The Chancellor made claim to a truly national recovery throughout his speech but this is a ‘See no poverty, Hear no poverty’ Budget which continues to leave children and the low paid behind.
Three statements made by the Chancellor in in his Budget speech yesterday caught my eye.
First, “Child poverty is down”.
This is notable for a couple of reasons. It’s the first time the Chancellor has mentioned poverty in a Budget or Autumn Statement speech in over three years. For a Chancellor who vowed to ensure we were all ‘in it together’ in his first Budget that’s a surprising omission. However, more strikingly, anyone who’s been paying attention knows perfectly well the outlook for child poverty is pretty bleak.
The claim that child poverty is down is true only if you ignore the impact of the Chancellor’s own policies, especially his big benefit cuts. Official child poverty statistics for the years in which benefit levels and tax credits suffered large cuts and the benefit cap and ‘bedroom tax’ were introduced (since April 2013) will be published only after May’s general election.
The Institute for Fiscal Studies forecasts that the Chancellor’s tax and benefit decisions will lead to child poverty rising by 400,000 over this parliament and by 700,000 overall by 2020. In his first Budget, the Chancellor gave an assurance that that the policies he announced, overall, would not increase child poverty over the next two years. He’s unable to give a similar assurance for the impact of his policies over the course of this Parliament and beyond.
Second, “It’s the oldest rule of economic policy. It’s the lowest paid who suffer most when the economy fails and it’s the lowest paid who benefit when you turn that economy around.”
Rules get broken. At the moment, I imagine few people in low paid jobs feel they they’re benefiting from the recovery. Parents, especially. They know perfectly well that the cost of a child is outstripping headline inflation, average wages, the minimum wage and benefit levels.

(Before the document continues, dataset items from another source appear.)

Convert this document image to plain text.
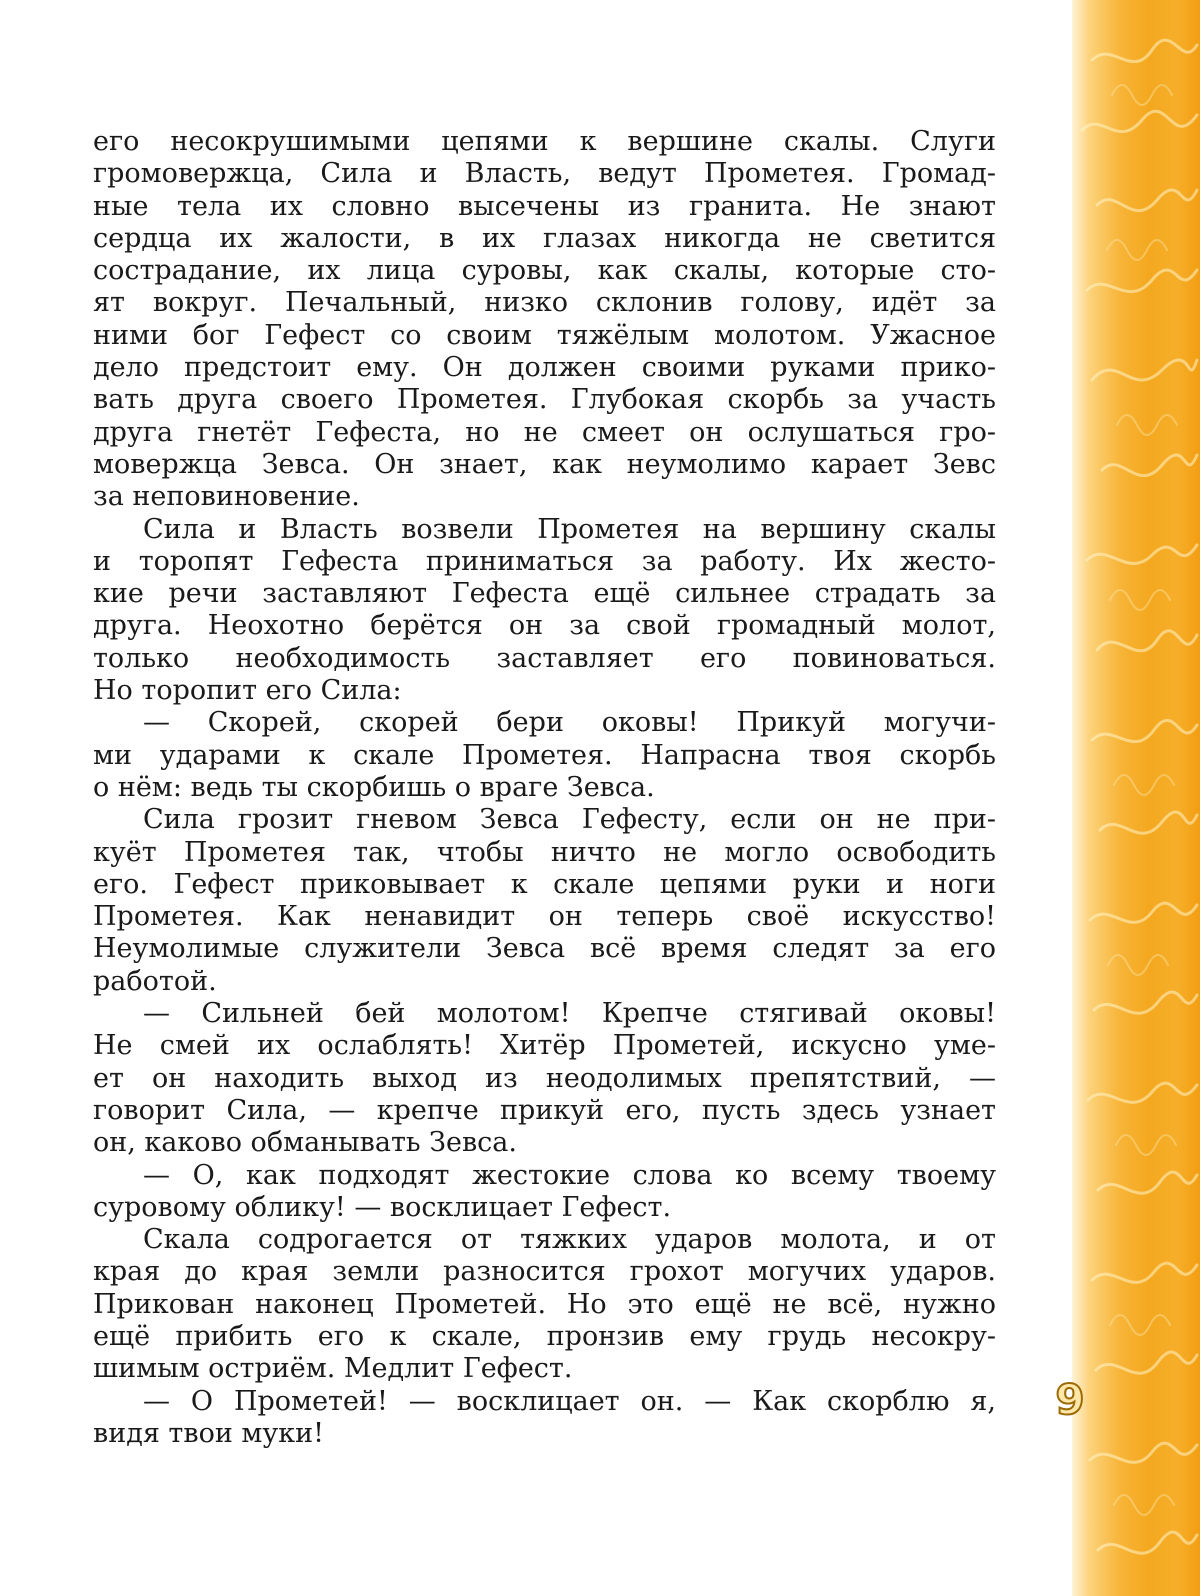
его несокрушимыми цепями к вершине скалы. Слуги
громовержца, Сила и Власть, ведут Прометея. Громад-
ные тела их словно высечены из гранита. Не знают
сердца их жалости, в их глазах никогда не светится
сострадание, их лица суровы, как скалы, которые сто-
ят вокруг. Печальный, низко склонив голову, идёт за
ними бог Гефест со своим тяжёлым молотом. Ужасное
дело предстоит ему. Он должен своими руками прико-
вать друга своего Прометея. Глубокая скорбь за участь
друга гнетёт Гефеста, но не смеет он ослушаться гро-
мовержца Зевса. Он знает, как неумолимо карает Зевс
за неповиновение.
Сила и Власть возвели Прометея на вершину скалы
и торопят Гефеста приниматься за работу. Их жесто-
кие речи заставляют Гефеста ещё сильнее страдать за
друга. Неохотно берётся он за свой громадный молот,
только необходимость заставляет его повиноваться.
Но торопит его Сила:
— Скорей, скорей бери оковы! Прикуй могучи-
ми ударами к скале Прометея. Напрасна твоя скорбь
о нём: ведь ты скорбишь о враге Зевса.
Сила грозит гневом Зевса Гефесту, если он не при-
куёт Прометея так, чтобы ничто не могло освободить
его. Гефест приковывает к скале цепями руки и ноги
Прометея. Как ненавидит он теперь своё искусство!
Неумолимые служители Зевса всё время следят за его
работой.
— Сильней бей молотом! Крепче стягивай оковы!
Не смей их ослаблять! Хитёр Прометей, искусно уме-
ет он находить выход из неодолимых препятствий, —
говорит Сила, — крепче прикуй его, пусть здесь узнает
он, каково обманывать Зевса.
— О, как подходят жестокие слова ко всему твоему
суровому облику! — восклицает Гефест.
Скала содрогается от тяжких ударов молота, и от
края до края земли разносится грохот могучих ударов.
Прикован наконец Прометей. Но это ещё не всё, нужно
ещё прибить его к скале, пронзив ему грудь несокру-
шимым остриём. Медлит Гефест.
— О Прометей! — восклицает он. — Как скорблю я,
видя твои муки!
9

The low paid who were hit by cuts to tax credits in the tough economic times are finding, in better times, that in-work benefits are still being cut. Indeed, the Chancellor’s cuts to Universal Credit, most recently at the Autumn Statement, are leading many to question whether, after all the upheaval and cost, universal credit will be capable of delivering its policy objectives of improving work incentives and reducing poverty.

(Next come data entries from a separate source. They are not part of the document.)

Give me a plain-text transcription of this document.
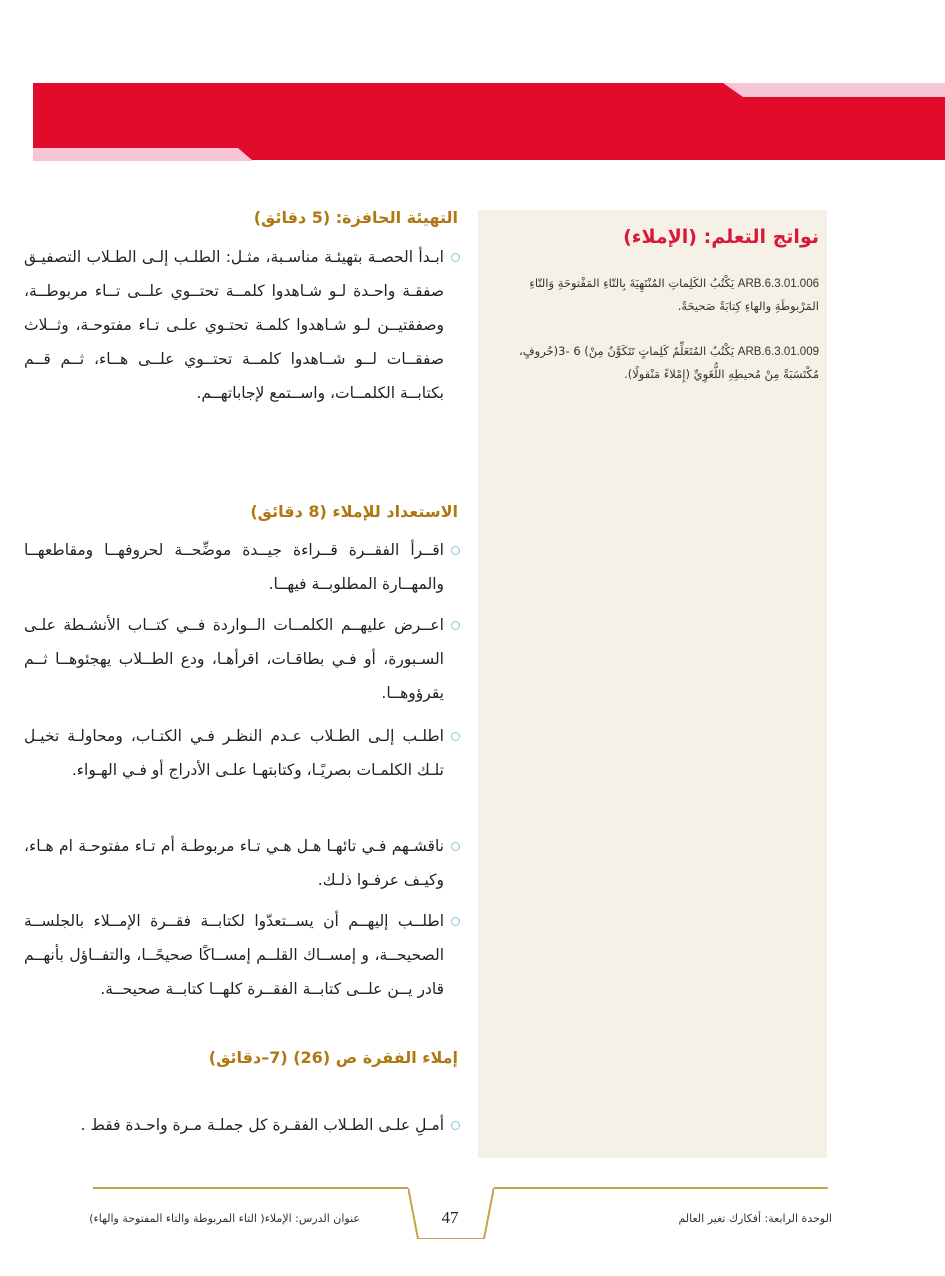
نواتج التعلم: (الإملاء)
ARB.6.3.01.006 يَكْتُبُ الكَلِماتِ المُنْتَهِيَةَ بِالتّاءِ المَفْتوحَةِ وَالتّاءِ المَرْبوطَةِ والهاءِ كِتابَةً صَحيحَةً.
ARB.6.3.01.009 يَكْتُبُ المُتَعَلِّمُ كَلِماتٍ تَتَكَوَّنُ مِنْ) 6 -3(حُروفٍ، مُكْتَسَبَةً مِنْ مُحيطِهِ اللُّغَوِيِّ (إِمْلاءً مَنْقولًا).
التهيئة الحافزة: (5 دقائق)
ابـدأ الحصـة بتهيئـة مناسـبة، مثـل: الطلـب إلـى الطـلاب التصفيـق صفقـة واحـدة لـو شـاهدوا كلمــة تحتــوي علــى تــاء مربوطــة، وصفقتيــن لـو شـاهدوا كلمـة تحتـوي علـى تـاء مفتوحـة، وثــلاث صفقــات لــو شــاهدوا كلمــة تحتــوي علــى هــاء، ثــم قــم بكتابــة الكلمــات، واســتمع لإجاباتهــم.
الاستعداد للإملاء (8 دقائق)
اقــرأ الفقــرة قــراءة جيــدة موضِّحــة لحروفهــا ومقاطعهــا والمهــارة المطلوبــة فيهــا.
اعــرض عليهــم الكلمــات الــواردة فــي كتــاب الأنشـطة علـى السـبورة، أو فـي بطاقـات، اقرأهـا، ودع الطــلاب يهجئوهــا ثــم يقرؤوهــا.
اطلـب إلـى الطـلاب عـدم النظـر فـي الكتـاب، ومحاولـة تخيـل تلـك الكلمـات بصريًـا، وكتابتهـا علـى الأدراج أو فـي الهـواء.
ناقشـهم فـي تائهـا هـل هـي تـاء مربوطـة أم تـاء مفتوحـة ام هـاء، وكيـف عرفـوا ذلـك.
اطلــب إليهــم أن يســتعدّوا لكتابــة فقــرة الإمــلاء بالجلســة الصحيحــة، و إمســاك القلــم إمســاكًا صحيحًــا، والتفــاؤل بأنهــم قادر يــن علــى كتابــة الفقــرة كلهــا كتابــة صحيحــة.
إملاء الفقرة ص (26) (7–دقائق)
أمـلِ علـى الطـلاب الفقـرة كل جملـة مـرة واحـدة فقط .
47	الوحدة الرابعة: أفكارك تغير العالم
عنوان الدرس: الإملاء( التاء المربوطة والتاء المفتوحة والهاء)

Third, “we will use the resources from the bank sales and the lower interest payments and the lower welfare bills to pay down the national debt.”
This week the head of the National Audit Office bemoaned Whitehall’s failure to think through the impact of cuts. Today’s statement is a good example of that kind of myopic policy-making. All the main political parties accept that one reason why we need to end child poverty is because it damages our economy, adding pressures to public spending and wasting economic potential. So, spending cuts that create poverty aren’t cuts that the Treasury can bank – we also need to look to the other side of the ledger and factor-in the cost of poverty. Independent analysis CPAG commissioned from Donald Hirsch of Loughborough University shows the current annual cost of child poverty to be £29bn a year. This will rise sharply if poverty rises as the IFS projects.
We’re expecting the biggest rise in child poverty in a generation – a child poverty crisis – so you’d expect an urgent response, yet none appears to be forthcoming. Two-thirds of poor children live with working parents, yet spending billions on a further rise in the personal tax allowance does little to help them as most of it is taxed away as in-work benefits are reduced. The same money channelled through children’s benefits, tax credits and universal credit would do much more for the low paid.
This is the last Budget before the general election. We’re hoping that the first Budget of the next Government, whoever is in power, sees, hears and responds to the poverty facing millions of our children.